Internal Metrics Reference
This section provides reference descriptions about the internal metrics exported from Redpanda’s /metrics
endpoint.
Use /public_metrics for your primary dashboards for system health. Use /metrics for detailed analysis and debugging. |
In a live system, Redpanda metrics are exported only for features that are in use. For example, a metric for consumer groups is not exported when no groups are registered. To see the available internal metrics in your system, query the
|
Internal metrics
Most internal metrics are useful for debugging. The following subset of internal metrics can be useful to monitor system health.
vectorized_cluster_partition_last_stable_offset
Last stable offset.
If this is the last record received by the cluster, then the cluster is up-to-date and ready for maintenance.
vectorized_io_queue_delay
Total delay time in the queue.
Can indicate latency caused by disk operations in seconds.
vectorized_io_queue_queue_length
Number of requests in the queue.
Can indicate latency caused by disk operations.
vectorized_kafka_rpc_active_connections
Number of currently active Kafka RPC connections, or clients.
vectorized_kafka_rpc_connects
Number of accepted Kafka RPC connections.
Compare to the value at a previous time to derive the rate of accepted connections.
vectorized_kafka_rpc_received_bytes
Number of bytes received from Kafka RPC clients in valid requests.

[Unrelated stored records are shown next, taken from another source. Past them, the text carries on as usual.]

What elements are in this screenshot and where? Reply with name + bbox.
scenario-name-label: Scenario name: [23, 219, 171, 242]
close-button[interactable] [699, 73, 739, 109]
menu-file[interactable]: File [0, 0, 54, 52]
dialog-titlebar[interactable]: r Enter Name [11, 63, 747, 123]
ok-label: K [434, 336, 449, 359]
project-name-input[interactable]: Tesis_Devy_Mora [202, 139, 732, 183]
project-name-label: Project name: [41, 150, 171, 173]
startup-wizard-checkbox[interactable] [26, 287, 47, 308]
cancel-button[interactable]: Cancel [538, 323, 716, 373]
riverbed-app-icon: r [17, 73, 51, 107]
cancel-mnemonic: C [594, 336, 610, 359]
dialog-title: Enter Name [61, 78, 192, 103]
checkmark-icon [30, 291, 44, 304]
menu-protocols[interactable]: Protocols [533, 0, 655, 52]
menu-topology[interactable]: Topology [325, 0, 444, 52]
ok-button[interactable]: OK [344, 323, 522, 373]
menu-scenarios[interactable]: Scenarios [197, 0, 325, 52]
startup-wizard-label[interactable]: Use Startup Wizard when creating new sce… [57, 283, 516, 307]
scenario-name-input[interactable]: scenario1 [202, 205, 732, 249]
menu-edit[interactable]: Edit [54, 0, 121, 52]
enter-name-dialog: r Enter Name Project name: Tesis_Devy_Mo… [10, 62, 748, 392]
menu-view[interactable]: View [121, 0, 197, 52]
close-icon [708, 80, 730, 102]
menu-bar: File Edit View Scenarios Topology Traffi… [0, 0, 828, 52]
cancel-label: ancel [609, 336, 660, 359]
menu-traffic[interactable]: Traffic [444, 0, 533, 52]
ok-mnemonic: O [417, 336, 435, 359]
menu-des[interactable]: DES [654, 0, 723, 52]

Compare to the value at a previous time to derive the throughput in Kafka layer in bytes/sec received.
vectorized_kafka_rpc_requests_completed
Number of successful Kafka RPC requests.
Compare to the value at a previous time to derive the messages per second per shard.
vectorized_raft_leadership_changes
Number of leadership changes.
High value can indicate nodes failing and causing leadership changes.